Jagdalpur
On Monday afternoon, Naxalites triggered the detonator of a 70 kg Improvised Explosive Device (IED) laid four years ago near Ambeli village on the Kutru-Bedre road, 55 km from Bijapur district headquarters. Was blown up.
This explosion was so powerful that where the explosion occurred, the cement road of one foot thickness was torn apart and a crater ten feet deep and 25 feet in diameter was formed there. After the explosion, the body parts of the soldiers and the parts of the Scorpio SUV vehicle were scattered within a radius of 500 meters.
What is triggered IED, how was it laid?
The road from Kutru to Bedre was asphalted about ten years ago. A few years later, the bridge and part of the road were washed away in the rain. When repairs were made in 2020, Naxalites laid a triggered IED in the middle part of the road.
The Naxalites dug a tunnel using fox hole technique and laid a triggered IED weighing more than 70 kg, so that maximum damage could be caused to the soldiers. Years later, his plans also succeeded.
A triggered IED is one in which the IED can be triggered with the help of a battery, remote control, infrared, magnetic or trip wire. Now seeing the opportunity, this IED was triggered by trip wire technique and exploded.

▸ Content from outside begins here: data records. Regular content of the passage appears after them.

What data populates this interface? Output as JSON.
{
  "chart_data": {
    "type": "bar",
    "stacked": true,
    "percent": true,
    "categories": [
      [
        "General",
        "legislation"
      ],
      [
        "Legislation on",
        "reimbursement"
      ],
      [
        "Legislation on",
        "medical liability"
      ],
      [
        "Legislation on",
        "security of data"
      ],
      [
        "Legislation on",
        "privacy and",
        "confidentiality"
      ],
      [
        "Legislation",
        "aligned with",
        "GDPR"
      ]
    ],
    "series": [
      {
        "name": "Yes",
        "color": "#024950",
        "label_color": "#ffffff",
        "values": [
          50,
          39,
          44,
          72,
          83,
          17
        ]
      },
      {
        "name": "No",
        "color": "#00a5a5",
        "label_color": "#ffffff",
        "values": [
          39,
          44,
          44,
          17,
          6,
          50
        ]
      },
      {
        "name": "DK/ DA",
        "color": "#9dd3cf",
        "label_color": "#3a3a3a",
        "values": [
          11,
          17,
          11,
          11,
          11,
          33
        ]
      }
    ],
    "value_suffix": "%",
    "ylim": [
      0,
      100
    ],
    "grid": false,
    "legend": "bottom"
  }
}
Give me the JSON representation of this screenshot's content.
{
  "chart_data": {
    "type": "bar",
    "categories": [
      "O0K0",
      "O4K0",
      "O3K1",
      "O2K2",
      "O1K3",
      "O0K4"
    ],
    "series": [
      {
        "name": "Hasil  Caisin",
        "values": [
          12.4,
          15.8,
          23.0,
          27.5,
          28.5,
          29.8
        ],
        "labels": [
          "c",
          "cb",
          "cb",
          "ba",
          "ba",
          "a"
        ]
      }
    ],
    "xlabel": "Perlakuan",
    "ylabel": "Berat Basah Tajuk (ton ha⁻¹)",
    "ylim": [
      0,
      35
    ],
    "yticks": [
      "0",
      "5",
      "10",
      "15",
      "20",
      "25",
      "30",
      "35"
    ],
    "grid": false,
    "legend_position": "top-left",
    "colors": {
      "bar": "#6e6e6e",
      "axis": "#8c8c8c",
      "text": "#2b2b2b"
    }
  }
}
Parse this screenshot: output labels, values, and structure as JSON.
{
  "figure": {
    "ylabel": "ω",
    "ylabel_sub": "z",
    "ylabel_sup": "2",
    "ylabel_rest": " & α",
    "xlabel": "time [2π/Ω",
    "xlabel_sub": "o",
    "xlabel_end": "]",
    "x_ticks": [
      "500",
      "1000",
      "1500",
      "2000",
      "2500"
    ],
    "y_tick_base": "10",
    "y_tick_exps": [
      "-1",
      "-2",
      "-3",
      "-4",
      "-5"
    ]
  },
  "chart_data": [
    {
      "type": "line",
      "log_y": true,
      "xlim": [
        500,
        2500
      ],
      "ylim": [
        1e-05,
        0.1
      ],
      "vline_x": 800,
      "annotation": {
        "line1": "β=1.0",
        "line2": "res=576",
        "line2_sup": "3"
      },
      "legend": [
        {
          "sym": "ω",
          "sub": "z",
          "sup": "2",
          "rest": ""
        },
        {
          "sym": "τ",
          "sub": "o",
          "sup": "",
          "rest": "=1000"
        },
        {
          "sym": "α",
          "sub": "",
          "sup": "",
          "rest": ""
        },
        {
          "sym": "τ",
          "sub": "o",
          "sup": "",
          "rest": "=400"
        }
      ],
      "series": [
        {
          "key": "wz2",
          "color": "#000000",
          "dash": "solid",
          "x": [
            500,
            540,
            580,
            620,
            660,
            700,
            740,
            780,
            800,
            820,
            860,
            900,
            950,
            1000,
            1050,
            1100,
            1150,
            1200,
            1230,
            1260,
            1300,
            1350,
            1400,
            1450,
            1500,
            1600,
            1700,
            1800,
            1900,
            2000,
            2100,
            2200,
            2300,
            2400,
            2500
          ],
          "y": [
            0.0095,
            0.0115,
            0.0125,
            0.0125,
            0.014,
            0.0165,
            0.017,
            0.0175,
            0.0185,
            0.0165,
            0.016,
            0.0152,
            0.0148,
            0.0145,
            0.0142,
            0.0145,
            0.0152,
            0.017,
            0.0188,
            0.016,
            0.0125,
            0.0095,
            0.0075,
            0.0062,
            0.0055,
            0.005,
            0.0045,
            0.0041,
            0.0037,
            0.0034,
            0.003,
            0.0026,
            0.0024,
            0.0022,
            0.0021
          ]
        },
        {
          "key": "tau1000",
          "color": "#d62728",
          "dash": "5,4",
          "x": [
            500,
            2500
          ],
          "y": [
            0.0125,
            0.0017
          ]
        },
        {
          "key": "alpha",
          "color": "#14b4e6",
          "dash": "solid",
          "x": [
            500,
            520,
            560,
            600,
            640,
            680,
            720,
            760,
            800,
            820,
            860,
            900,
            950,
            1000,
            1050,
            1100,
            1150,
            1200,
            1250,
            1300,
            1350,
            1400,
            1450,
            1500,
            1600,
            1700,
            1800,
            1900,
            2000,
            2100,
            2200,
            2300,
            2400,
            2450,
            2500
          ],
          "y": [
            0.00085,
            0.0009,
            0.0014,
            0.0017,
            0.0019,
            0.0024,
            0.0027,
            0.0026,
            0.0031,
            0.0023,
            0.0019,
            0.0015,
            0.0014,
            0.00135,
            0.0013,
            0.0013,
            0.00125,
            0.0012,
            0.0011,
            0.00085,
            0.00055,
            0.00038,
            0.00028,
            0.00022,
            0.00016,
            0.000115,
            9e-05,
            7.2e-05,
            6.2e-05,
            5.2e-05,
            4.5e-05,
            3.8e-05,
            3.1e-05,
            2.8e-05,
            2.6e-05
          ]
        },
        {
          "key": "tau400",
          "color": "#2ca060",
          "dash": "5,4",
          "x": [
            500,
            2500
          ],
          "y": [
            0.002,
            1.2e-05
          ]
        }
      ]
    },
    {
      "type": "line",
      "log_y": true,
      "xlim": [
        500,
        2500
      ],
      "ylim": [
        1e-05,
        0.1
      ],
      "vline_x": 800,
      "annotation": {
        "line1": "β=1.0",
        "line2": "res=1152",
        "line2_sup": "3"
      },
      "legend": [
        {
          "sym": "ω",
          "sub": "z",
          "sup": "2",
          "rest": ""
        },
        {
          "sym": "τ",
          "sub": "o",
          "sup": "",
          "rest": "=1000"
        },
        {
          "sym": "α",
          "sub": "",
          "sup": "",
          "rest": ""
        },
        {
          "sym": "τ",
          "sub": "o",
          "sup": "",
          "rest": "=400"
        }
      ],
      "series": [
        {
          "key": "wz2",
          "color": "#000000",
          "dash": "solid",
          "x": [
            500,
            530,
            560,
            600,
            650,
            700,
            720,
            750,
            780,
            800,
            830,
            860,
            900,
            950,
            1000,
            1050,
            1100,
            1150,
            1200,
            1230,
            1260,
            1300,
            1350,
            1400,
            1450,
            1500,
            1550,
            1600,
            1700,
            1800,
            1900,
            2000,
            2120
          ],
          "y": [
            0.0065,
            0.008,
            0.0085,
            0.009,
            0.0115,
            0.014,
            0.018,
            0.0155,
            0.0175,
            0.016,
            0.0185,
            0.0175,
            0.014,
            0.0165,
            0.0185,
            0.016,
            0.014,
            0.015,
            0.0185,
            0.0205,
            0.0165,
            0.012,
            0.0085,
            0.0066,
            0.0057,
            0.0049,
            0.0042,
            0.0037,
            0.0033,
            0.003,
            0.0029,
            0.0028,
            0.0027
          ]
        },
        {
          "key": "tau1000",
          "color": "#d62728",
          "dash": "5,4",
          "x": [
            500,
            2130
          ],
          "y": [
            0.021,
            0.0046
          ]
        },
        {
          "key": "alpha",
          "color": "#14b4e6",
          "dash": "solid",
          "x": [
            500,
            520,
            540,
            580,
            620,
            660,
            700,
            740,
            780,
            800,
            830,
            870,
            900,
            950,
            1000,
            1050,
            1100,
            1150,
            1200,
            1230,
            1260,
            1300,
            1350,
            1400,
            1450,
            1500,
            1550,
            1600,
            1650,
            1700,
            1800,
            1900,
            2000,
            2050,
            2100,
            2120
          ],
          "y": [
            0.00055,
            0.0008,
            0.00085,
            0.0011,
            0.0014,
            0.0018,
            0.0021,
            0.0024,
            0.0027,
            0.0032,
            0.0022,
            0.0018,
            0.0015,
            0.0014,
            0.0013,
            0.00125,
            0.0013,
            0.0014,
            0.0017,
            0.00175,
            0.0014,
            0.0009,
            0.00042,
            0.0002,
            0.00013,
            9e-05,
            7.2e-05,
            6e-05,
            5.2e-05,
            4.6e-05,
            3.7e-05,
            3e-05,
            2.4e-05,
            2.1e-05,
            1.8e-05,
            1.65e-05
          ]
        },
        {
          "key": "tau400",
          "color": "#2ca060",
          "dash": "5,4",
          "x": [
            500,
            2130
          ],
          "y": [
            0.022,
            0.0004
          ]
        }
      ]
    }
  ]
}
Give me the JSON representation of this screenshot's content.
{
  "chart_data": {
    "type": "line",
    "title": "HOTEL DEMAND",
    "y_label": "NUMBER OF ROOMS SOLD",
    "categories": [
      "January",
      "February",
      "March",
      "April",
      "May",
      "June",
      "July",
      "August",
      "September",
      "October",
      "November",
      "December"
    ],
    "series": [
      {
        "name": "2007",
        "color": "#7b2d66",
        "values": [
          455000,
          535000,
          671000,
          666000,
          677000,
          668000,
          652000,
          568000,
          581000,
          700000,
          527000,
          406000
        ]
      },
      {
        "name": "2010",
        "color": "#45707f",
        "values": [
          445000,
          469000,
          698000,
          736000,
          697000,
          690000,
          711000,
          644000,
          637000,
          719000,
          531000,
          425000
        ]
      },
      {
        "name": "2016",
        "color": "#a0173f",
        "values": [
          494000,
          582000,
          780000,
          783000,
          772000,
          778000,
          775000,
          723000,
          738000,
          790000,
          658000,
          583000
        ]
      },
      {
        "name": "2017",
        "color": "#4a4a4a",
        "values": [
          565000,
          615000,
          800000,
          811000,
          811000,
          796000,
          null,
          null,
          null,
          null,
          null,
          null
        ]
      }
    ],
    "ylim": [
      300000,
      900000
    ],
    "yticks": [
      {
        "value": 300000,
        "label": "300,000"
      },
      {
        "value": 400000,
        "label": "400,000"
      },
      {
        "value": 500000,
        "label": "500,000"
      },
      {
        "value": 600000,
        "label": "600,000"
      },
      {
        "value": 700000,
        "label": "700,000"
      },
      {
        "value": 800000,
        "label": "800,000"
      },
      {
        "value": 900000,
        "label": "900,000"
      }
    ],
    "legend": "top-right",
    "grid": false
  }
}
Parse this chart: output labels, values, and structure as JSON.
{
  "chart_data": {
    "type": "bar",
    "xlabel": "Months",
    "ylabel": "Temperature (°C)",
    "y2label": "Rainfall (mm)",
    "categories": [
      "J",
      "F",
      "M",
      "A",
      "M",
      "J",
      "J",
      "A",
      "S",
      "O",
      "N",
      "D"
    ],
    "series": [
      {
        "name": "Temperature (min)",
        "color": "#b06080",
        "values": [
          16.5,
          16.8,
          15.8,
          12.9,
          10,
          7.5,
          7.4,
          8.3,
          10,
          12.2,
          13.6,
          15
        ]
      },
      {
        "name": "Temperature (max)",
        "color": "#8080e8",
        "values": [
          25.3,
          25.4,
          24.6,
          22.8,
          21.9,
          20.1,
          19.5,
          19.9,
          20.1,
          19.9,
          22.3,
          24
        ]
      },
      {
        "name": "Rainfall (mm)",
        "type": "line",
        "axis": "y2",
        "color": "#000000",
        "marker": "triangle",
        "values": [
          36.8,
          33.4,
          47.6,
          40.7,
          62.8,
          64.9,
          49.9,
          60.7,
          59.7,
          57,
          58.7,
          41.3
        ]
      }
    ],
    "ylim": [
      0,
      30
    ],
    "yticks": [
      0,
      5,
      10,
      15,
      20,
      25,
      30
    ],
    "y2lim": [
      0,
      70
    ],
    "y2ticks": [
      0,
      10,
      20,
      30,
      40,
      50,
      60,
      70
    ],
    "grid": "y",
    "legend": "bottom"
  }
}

Switch pressed under tree, explosion from 300 meters away
To trigger the IED laid under the road, the Naxalites had pressed the switch connecting the detonator under the ground near the root of a tree and covered it with soil and stones, so that the bomb disposal squad could not detect it. The bark of the tree was peeled for the symbol, so that it could be exploded when the time came.
On Monday, when the security forces came out of Bedre, the Naxalites made preparations for the blast. The switch buried under the tree was connected with a wire and taken to the forest, about 300 meters away, under a tree. Taking aim from there, the vehicle number 11 of the convoy of soldiers was blown up. The explosion also broke the glass of the vehicle traveling 200 meters behind.
First eruption in the 1990s
The first evidence of Naxalites planning to use IEDs was in a notebook recovered by the police during a shootout in Nachinapalli village in Warangal district of erstwhile Andhra Pradesh in 1986. It was told that Naxalites are learning the techniques of laying landmines and using IEDs.
After this, in the 1990s, Naxalites targeted the police vehicle by detonating the first landmine in Konta area of undivided Bastar district. Two years later, after the election vehicle was blown up in Bade Dongar in North Bastar in 1992, Naxalites have made landmine explosion their main weapon, because it can cause more damage without any danger.
In the last 24 years since the formation of Chhattisgarh state, 1313 security forces personnel and civilians have been killed in 1197 such incidents of landmine blasts.